The Feds Seized An Ancient Tablet (?) From Hobby Lobby (??) And Also Sold A One-Of-A-Kind Wu-Tang Clan Album (???)

The Department of Justice had a weird day.

In a bizarre day for the Department of Justice, federal officials on Tuesday announced they had sold a one-of-a-kind Wu-Tang Clan album forfeited by an infamous "Pharma Bro" and also seized an ancient tablet from the deeply religious arts and crafts retailer Hobby Lobby.

The DOJ first seized the Wu-Tang Clan album, Once Upon a Time in Shaolin, from Martin Shkreli when he was charged with securities fraud. In 2018, he was sentenced to seven years in prison.

It’s unclear who the feds sold the album to or for what price, but the money will be applied to Shkreli’s outstanding balance owed to the government.

Shkreli bought the album at a 2015 auction for $2 million.
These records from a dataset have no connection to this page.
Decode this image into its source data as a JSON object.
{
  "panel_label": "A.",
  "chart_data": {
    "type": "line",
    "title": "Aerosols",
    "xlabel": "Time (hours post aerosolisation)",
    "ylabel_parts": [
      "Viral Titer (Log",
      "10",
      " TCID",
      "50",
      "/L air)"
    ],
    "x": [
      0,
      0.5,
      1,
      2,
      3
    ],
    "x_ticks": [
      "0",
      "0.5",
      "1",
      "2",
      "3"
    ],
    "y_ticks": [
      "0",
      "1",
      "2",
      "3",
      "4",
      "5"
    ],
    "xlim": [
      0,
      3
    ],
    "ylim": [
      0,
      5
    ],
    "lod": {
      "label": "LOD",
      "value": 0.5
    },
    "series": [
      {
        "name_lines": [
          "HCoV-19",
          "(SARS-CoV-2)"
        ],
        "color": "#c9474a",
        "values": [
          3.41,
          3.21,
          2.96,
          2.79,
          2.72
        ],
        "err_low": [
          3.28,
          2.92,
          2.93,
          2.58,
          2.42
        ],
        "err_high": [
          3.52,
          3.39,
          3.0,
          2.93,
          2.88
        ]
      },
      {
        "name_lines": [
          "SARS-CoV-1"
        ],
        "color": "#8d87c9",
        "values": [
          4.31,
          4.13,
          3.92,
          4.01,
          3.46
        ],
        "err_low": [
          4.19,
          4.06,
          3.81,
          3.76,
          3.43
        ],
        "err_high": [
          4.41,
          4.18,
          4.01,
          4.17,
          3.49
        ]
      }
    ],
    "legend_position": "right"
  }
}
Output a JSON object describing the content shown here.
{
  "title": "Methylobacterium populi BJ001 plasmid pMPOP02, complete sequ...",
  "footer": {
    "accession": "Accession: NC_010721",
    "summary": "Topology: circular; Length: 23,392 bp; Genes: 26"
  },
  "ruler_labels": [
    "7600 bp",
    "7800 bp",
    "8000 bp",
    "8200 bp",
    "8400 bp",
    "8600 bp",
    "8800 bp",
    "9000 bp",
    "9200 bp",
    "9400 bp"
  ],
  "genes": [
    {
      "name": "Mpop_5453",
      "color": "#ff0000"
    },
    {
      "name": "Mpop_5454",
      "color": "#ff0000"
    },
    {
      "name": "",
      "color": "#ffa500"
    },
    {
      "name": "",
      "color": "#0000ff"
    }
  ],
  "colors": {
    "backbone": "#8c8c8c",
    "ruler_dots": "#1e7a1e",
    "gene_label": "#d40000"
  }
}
There was a legal agreement between the seller and Shkreli that the album could not be ​​commercially exploited until 2103, but that it could be listened to at parties.

Christie Smythe, a journalist who once entered into a relationship with Shkreli in prison while writing about him, tweeted Tuesday that every woman who had been to Shkreli’s apartment had probably heard the album.

She also tweeted that people can now “stop complaining about” Shkreli having the album.

Well someone else has it now…so stop complaining about him having it. https://t.co/AkPCkGLxp8

Twitter: @ChristieSmythe

In a separate development, the Justice Department also announced it had seized a rare cuneiform tablet that bears a portion of the "Epic of Gilgamesh," a Sumerian poem that is one of the world’s oldest works of literature. (Cuneiform is a system of writing on clay tablets from ancient Mesopotamia, and many such works have since been looted from Iraq to be sold on the antiquities market.)

The so-called Gilgamesh Dream Tablet originated in what is now Iraq, but was illegally imported into the US in 2003 by an antiquities dealer.

It was subsequently sold several times with a false provenance letter before being sold to Hobby Lobby in 2014, which had intended to display it in the Museum of the Bible the company helped build in Washington, DC.

Hobby Lobby consented to the government forfeiture.

“The trafficking of cultural property and art is a lucrative criminal enterprise that transnational criminal organizations exploit to make a profit, regardless of its destructive consequence to cultures around the globe,” said Peter C. Fitzhugh, the special agent-in-charge with Homeland Security Investigations, in a press release.

The tablet, which measures 6 inches by 5 inches and features script in the extinct Akkadian language, is one of 12 that were first found by scholars in 1853.

This isn’t Hobby Lobby’s first time getting into trouble for buying illegally smuggled ancient artifacts.

In 2010 and 2011, the company bought thousands of ancient artifacts smuggled out of Iraq and had to pay a $3 million settlement in 2017 after the feds seized them, according to the Atlantic.